In the age of the customer, speaking the language of the customer and making your brand work for them is accepted as crucial by most marketers. However, just as crucial is listening to them and proactively making changes based on their feedback. The importance of this, and how to do it, came under the spotlight at Reevoo’s panel discussion on the advocacy economy, at The Club at The Ivy.
Evan Kypreos, Editor-in-Chief of Trusted Reviews, Martin Moll, Campaign Magazine’s Power 100 Marketers 2016 and ex-Marketing Director of Nissan Europe and Honda, Matt Donegan, CEO of Social Circle and Michael Sherwood, Head of Customer Experience at Atom Bank were moderated by journalist, author and broadcaster Morag Cuddeford-Jones in a discussion about the most important part in any business – the customer.
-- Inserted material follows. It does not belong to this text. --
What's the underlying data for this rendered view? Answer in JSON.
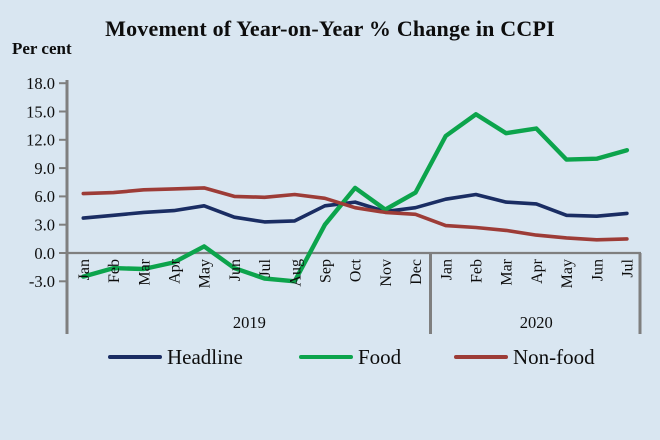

Selling is no longer about the point of conversion. From awareness through to customer loyalty, brands are striving to improve metrics such as Customer Lifetime Value, repeat purchases, upselling and cross-selling in order to retain loyal and equally profitable customers. Today, 92% of consumers check out online reviews, compared to 88% in 2014. There is hardly a brand or retailer’s website that doesn’t display customer opinion in one form or another. We have entered the world of digital word-of-mouth. And mobile means that reviews and UGC are with us wherever we are – 24/7 – not just when we are with our friends chatting down the pub.
Discussing how brands can make the most of customer engagement, the experts gave these key takeaways:
- Any business should not just be customer focused – they should be customer obsessed. This means speaking to anyone with a negative experience, identifying what went wrong, apologising and taking their feedback forwards into the product
- Treat people like individuals and consider the context: there is huge power in listening to and engaging with your audience
- Prioritising short term strategy to sell product at scale while ignoring people is a sure-fire way to make your brand replaceable
- Experiences with brands are always emotive: think back to to your first bad experience with alcohol. Did you ever drink that particular drink again? We can apply this to every brand interaction we have.
Thanks to Matt, Martin, Evan, Michael and Morag for a fascinating panel.